The clouds over Nancy Pass (our destination) didn’t look friendly so we waited it out inside our snow-covered shelters. As the sun rose it looked a little clearer so we packed up and started to move.
It was cold and slippery going over Nancy Pass. Eric fell hard a couple of times on icy talus, ripping his jacket and smashing his elbow. Eventually we made it up to Minaret Lake. It was beautiful but we weren’t smiling. We were cold, damp and it was snowing on us. We pondered over lunch and decided to bail. To take the Minaret Lake trail back to the trailhead we came from and into Mammoth. None of us wanted to deal with the precipitation and below-freezing temperatures. More of which was forecast for the coming days and no other opportunities to bail out.
We wanted to be warm and to eat pizza.
Day 34 – Mammoth to Maul Lake
After staying in Mammoth being warm and less anxious, we checked the forecast for the Minaret Lake area. It was more of the same weather and we made a group decision to skip forward to the Tuolumne Meadows area and avoid the snow.
It was a hard decision to make to skip a section of the route. But the group wasn’t geared up to get wet and cold and snowed on for consecutive days.
The conditions further north were much more favorable. So with a couple of hitchhikes from Mammoth, we joined up with the Sierra High Route in Yosemite. We started early afternoon and got through the Gaylor Lakes region. We explored the structures and remains of the Great Sierra Mine.

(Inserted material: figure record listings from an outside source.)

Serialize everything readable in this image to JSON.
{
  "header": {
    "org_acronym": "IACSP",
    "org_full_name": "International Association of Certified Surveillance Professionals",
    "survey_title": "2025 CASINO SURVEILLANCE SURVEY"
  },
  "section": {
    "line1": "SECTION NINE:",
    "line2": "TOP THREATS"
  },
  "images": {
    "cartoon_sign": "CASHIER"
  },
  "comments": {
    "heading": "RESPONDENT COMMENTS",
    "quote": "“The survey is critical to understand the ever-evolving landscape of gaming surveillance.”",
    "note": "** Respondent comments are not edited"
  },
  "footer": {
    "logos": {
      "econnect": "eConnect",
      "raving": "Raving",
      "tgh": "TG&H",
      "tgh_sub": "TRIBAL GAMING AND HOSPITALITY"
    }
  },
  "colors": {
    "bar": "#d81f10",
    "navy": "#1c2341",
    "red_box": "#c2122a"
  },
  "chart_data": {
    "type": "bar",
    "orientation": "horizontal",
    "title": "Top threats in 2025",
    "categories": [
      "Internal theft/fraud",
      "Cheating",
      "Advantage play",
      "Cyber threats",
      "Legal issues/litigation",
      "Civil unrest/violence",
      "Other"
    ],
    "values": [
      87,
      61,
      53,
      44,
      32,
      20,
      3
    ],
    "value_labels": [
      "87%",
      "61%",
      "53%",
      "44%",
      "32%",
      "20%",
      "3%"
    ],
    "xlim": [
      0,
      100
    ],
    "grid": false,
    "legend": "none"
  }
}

Our day ended near Maul Lake and we had our first fire of the entire trip. A great morale booster after a rough couple of days.
Day 35 – Maul Lake to Spiller Creek
Cowboy camping wasn’t such a great idea. I woke up cold and covered in frost in the middle of the night and it took a long time to get back to sleep.After a slow start, we climbed steeply up a grassy chute before ascending the east ridge of Mount Conness. We were treated to awesome views into the valley beyond.
Then we made our way down to Cascade Lake for a quick snack. Resting before the daunting looking climb to Sky Pilot Col. It was not as daunting as it seemed and proved a fun challenge.
The descent was different. Long, arduous, talus and snow. And did I say long? It was really long. We ate a late lunch at Shepherd Lake. After a post-lunch nap, we continued descending into forested Virginia Canyon. The pleasantness wouldn’t last as we made a steep ascent the other side up endless slabs.
Sometime later and with a turn west we reached Stanton Pass. An easy climb but a slow and arduous descent down to camp. A hard-fought day with lots of ascending and descending.
But Steve Roper really delivers with the Sierra High Route.
Day 36 – Spiller Creek to Twin Lakes – The end of the Sierra High Route & the trip
Our final night on the trail was a cool one. Condensation turned to frost. We woke and started up towards Horse Creek Pass. Eric and Sonic decided they wanted to climb “The Matterhorn”. The Northern Sierra’s highest peak. I was quite content to stay at the bottom, dry gear, and drink coffee back inside my sleeping bag.
Upon their return, we popped over the pass and began the long descent. Some steep talus and route-finding ensued but nothing too crazy. It was just the amount of descent that wore on the knees at almost 4000 feet over five miles down to Twin Lakes.
I found myself with a big smile on my face as I navigated the last few switchbacks down to the Mono Village campgrounds. A real sense of achievement and somewhat of a relief. Having hiked over 400 burly miles through the Sierra and pushed myself for 36 days.
We celebrated with high fives and ice cream sandwiches. Before hitching to Bridgeport and back to “real life”.
That was the Sierra High Route!
Hopefully this trip report gave you some insight into what it’s like when hiking the Sierra High Route. The SHR and our summer 2019 trip in general was a tough one but oh so rewarding.